Sainte-Beuve se trompait ici, je crois ; et je pris la respectueuse liberté de le lui dire. Nous avions sans doute contribué dans une certaine mesure à hâter le jour où Stendhal devait entrer en communication avec la foule, qui l’avait trop longtemps ignoré. Mais la chose se serait faite sans nous, tout aussi bien et le plus naturellement du monde.

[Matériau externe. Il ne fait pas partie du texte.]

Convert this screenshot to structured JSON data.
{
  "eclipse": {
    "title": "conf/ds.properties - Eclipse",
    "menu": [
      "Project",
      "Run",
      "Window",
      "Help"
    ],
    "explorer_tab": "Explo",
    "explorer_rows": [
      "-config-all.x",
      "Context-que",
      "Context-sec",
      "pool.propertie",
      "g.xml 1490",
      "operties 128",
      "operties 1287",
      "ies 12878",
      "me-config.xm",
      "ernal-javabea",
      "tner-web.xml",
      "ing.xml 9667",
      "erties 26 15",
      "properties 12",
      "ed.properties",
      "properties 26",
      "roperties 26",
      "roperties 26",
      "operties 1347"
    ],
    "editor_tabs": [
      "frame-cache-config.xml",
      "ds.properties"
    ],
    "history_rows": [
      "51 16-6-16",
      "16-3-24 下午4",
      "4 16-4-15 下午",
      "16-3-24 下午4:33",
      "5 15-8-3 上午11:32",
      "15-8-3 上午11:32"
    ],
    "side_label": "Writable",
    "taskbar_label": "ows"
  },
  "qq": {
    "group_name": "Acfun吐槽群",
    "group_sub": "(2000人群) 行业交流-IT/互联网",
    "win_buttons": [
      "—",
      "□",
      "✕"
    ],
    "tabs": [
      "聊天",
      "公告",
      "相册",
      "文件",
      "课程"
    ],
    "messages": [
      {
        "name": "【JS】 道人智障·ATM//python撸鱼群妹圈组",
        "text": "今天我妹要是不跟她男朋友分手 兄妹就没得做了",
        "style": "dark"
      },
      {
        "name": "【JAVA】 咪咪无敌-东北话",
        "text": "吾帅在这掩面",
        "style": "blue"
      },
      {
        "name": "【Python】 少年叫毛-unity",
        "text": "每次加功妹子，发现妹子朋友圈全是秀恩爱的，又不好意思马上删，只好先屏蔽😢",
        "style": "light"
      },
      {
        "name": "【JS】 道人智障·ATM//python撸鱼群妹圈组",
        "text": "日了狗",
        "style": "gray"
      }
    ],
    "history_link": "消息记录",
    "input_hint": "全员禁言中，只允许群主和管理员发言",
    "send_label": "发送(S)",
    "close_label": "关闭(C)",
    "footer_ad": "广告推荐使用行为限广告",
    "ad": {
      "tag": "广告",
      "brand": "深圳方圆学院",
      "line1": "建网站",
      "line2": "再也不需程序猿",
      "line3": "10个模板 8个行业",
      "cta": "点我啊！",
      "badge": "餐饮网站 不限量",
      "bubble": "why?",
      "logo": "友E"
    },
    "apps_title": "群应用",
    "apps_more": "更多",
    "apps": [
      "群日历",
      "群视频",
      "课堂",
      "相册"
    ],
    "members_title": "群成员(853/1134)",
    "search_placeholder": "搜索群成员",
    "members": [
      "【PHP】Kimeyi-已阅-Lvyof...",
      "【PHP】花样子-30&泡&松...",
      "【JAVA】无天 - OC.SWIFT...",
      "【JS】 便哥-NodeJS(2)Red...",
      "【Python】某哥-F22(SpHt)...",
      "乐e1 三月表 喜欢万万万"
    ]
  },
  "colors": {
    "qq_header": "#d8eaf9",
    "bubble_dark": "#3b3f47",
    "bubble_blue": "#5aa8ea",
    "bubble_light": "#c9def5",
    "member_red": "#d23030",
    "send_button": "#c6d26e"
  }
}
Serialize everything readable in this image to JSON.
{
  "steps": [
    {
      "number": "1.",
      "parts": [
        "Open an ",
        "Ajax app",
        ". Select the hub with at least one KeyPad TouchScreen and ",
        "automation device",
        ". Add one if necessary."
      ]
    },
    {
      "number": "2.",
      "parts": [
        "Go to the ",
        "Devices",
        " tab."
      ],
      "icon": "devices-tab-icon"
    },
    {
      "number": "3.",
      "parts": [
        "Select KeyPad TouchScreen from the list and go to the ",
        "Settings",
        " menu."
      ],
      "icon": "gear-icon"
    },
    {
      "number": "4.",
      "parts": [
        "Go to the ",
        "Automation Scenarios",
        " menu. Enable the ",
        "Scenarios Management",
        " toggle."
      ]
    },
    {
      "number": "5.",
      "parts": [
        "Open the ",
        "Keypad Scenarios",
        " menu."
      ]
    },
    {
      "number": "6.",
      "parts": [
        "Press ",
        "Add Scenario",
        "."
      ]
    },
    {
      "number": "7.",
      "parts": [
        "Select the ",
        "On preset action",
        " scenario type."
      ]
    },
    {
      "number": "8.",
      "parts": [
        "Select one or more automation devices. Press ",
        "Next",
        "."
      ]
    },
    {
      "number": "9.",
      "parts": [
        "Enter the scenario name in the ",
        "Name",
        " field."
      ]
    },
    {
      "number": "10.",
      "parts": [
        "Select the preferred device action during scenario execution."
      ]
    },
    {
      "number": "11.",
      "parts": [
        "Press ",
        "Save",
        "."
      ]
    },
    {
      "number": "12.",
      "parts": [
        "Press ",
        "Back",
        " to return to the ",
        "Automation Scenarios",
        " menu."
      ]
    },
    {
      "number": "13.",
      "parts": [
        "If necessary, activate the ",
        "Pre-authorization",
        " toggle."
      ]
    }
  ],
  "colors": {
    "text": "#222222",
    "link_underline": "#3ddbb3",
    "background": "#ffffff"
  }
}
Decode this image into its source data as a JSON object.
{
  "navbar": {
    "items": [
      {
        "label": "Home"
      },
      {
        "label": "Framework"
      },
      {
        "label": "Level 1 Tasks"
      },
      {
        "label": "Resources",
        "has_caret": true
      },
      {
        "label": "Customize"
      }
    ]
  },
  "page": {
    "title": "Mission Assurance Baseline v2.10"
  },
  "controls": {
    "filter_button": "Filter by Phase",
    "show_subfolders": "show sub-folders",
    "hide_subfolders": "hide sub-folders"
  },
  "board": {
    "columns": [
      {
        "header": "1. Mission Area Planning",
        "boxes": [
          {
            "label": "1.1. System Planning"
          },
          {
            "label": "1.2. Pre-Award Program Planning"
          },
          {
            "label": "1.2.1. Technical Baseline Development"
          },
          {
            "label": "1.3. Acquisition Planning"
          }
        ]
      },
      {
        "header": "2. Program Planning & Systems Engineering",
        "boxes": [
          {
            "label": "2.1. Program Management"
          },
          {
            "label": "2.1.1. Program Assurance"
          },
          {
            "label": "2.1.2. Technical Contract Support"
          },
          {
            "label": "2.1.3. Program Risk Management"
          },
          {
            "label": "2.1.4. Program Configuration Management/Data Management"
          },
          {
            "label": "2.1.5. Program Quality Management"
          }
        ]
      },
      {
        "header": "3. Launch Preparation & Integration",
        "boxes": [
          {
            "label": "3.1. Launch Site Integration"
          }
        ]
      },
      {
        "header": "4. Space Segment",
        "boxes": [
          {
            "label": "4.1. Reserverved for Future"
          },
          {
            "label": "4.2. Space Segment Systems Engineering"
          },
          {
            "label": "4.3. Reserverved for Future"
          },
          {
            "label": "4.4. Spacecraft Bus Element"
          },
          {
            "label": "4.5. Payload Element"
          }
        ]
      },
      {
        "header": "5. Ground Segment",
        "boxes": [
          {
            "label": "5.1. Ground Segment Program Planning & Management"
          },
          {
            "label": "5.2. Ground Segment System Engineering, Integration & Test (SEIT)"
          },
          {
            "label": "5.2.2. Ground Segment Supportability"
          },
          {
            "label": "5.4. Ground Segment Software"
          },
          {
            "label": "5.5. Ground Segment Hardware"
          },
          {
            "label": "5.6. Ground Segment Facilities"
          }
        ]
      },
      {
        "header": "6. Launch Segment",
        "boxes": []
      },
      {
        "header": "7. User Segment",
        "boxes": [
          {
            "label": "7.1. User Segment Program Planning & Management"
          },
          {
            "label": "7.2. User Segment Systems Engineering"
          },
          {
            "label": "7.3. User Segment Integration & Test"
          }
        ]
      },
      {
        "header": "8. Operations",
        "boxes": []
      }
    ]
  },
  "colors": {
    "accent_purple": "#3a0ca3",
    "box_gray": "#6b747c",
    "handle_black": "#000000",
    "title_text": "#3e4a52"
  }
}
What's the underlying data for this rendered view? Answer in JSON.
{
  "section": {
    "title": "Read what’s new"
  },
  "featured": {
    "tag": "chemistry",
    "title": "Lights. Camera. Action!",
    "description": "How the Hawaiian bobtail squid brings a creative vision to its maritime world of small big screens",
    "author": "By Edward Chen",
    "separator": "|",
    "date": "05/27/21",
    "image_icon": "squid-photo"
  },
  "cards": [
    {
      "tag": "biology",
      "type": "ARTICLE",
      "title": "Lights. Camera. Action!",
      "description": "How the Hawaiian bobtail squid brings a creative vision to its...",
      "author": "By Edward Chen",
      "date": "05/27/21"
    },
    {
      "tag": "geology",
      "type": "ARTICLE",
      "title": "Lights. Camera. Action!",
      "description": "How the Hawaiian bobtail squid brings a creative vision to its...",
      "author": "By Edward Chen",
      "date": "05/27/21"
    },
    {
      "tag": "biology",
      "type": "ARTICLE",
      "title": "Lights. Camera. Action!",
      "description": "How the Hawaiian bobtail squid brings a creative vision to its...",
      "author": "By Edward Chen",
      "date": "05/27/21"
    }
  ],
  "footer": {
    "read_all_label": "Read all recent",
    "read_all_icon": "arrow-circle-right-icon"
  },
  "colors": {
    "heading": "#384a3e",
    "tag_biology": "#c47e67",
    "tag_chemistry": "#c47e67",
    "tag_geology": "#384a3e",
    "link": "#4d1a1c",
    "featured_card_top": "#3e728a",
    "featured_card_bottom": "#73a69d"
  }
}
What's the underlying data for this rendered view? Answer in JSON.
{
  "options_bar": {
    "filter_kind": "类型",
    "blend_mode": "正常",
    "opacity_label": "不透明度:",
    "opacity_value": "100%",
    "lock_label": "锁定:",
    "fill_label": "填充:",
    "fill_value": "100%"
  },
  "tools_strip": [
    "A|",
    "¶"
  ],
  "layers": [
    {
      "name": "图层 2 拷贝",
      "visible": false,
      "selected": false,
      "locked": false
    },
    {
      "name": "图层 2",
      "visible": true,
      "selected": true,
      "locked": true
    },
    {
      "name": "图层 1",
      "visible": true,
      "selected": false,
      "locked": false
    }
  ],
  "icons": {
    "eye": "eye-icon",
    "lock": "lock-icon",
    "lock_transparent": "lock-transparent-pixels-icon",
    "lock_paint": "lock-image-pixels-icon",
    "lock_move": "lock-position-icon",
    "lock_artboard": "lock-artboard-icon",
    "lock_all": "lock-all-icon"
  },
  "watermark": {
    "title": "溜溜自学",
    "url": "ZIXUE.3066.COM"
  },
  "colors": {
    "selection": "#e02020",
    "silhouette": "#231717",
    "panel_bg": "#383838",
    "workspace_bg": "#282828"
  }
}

Stendhal avait comme une obscure intuition de la vérité, quand il disait de lui : Je ne serai lu et compris qu’en 1880. Il n’écrivait pas pour la génération, qui se pâmait aux magnifiques amplifications de Chateaubriand, qui écoutait avec transport les tirades emphatiques de Cousin ou les ingénieux développements de Villemain, qui se plaisait à cette phraséologie sentimentale, creuse et sonore, que les disciples de Jean-Jacques avaient mise à la mode. Il s’adressait à un autre genre d’esprits, dont il prévoyait l’éclosion prochaine, qui aimeraient le fait pour le fait, parce qu’il est, comme nous disons aujourd’hui, un document humain ; qui ne demanderaient au peintre des passions humaines que des détails vrais, exactement pris sur nature, sans aucun arrangement de style.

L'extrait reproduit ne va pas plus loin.